2. How to determine the person p with the highest probability Pr(d |p) for a given document d:

a) Let d₁, d₂, ... d_nbe the words in document d corresponding to the n intended words w₁, w₂, ... w_nin the Biola vision statement and let Pr(d_i |w_i, p) be the probability that person p will produce the i th word d_i in document d when he or she tries to type the i th word w_i in the Biola vision statement. The probability Pr(d |p) that document d is the resulting text when person p try to type the Biola vision statement is simply the product of all the Pr(d_i |w_i, p)’s. In other words, we have Pr(d |p) = Pr(d₁ |w₁, p) *Pr(d₂ |w₂, p)* … *Pr(d_n |w_n, p).

b) You should write your code to (i) open the files corresponding to document d and the Biola vision statement and (ii) read in the observed strings d₁, d₂, ... d_nfrom document d one at a time and the actual words w₁, w₂, ... w_none at a time from the Biola vision statement. For each pair of observed string d_i and actual word w_i, you can then calculate Pr(d_i |w_i, p) and log Pr(d_i |w_i, p). (See the descriptions in c below.).

c) We know that Pr(d |p) = Pr(d₁ |w₁, p) *Pr(d₂ |w₂, p)* … *Pr(d_n |w_n, p). However, multiplying all the tiny probabilities Pr(d_i |w_i, p)’s together to get Pr(d |p) may end in too small a number losing precision because of the limited precision supported by the CPU. Instead, we can add up (log Pr(d_i |w_i, p))’s together to get log Pr(d |p). This works because for any two positive numbers x and y we have log (xy) = log x + log y. Therefore, we have log Pr(d |p) = log Pr(d₁ |w₁, p) + log Pr(d₂ |w₂, p)+… + log Pr(d_n |w_n, p).

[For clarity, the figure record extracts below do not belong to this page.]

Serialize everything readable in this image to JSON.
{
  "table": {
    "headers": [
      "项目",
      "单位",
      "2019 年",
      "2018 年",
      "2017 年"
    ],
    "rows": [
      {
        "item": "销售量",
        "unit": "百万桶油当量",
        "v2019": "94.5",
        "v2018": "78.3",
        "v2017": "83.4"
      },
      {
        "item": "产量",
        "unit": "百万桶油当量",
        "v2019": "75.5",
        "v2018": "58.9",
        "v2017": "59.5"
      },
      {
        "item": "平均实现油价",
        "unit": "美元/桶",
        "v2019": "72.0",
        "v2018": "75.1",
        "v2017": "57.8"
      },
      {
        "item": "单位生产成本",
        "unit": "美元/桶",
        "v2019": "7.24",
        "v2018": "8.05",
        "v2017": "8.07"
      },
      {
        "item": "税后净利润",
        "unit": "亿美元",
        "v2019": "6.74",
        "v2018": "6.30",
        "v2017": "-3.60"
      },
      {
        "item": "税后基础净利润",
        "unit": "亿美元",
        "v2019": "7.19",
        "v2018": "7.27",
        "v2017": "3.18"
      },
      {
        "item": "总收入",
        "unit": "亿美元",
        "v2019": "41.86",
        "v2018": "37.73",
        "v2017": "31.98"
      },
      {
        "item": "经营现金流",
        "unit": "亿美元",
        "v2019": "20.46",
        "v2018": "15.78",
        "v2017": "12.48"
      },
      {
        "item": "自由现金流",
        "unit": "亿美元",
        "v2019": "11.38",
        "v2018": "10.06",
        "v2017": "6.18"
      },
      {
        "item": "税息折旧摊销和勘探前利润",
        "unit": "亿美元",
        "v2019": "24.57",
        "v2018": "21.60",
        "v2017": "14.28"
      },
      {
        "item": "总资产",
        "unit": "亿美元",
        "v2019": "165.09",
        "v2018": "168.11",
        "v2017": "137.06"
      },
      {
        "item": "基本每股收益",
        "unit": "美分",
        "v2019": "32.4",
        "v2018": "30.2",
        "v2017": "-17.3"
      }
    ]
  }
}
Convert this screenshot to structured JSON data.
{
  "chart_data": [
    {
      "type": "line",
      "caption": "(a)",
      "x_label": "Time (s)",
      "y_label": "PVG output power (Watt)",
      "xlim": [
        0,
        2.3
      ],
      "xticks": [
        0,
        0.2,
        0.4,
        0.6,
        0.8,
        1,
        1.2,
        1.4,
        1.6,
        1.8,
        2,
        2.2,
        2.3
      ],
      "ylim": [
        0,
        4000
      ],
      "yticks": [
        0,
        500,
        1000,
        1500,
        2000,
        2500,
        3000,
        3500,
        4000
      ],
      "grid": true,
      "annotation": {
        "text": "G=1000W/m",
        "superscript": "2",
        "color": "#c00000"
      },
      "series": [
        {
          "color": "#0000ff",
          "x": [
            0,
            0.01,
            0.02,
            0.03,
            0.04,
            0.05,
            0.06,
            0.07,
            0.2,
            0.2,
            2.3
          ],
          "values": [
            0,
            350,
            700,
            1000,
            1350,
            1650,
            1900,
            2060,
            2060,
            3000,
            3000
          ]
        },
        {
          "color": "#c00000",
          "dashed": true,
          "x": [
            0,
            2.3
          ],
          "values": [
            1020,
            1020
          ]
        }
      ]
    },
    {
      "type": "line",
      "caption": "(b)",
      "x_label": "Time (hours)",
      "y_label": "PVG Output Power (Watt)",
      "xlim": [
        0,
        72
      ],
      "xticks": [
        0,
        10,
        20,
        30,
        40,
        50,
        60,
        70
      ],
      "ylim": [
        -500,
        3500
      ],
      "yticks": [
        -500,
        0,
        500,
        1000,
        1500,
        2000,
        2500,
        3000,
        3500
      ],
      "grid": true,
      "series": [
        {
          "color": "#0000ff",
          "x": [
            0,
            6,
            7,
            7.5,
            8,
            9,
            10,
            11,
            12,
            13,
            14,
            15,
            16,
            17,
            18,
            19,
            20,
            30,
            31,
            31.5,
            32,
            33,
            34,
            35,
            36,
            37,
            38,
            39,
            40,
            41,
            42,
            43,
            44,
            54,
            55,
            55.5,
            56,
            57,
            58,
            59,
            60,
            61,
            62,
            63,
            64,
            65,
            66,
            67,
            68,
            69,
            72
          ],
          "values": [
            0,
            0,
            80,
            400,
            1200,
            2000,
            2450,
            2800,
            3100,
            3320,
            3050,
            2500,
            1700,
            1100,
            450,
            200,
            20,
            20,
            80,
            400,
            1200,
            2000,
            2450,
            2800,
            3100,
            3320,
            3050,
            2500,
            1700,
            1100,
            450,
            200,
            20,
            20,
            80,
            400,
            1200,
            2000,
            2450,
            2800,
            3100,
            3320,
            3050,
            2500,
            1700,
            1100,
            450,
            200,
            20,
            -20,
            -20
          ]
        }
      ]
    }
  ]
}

d) Note that for any two probabilities (two positive numbers) x and y we have x > y if and only if log x > log y. Therefore, equivalently we can calculate and compare log( Pr(d |p) )’s instead of comparing Pr(d |p) to find the most likely author p of document d by simply selecting the person that ends in the maximal log( Pr(d |p) ) value. This allows us to better retain the numerical precision throughout the computation.

3. Reflection: What is the basis of the approach in (2) above? Could you justify it in terms of Bayes Theorem and what is the assumption behind this approach?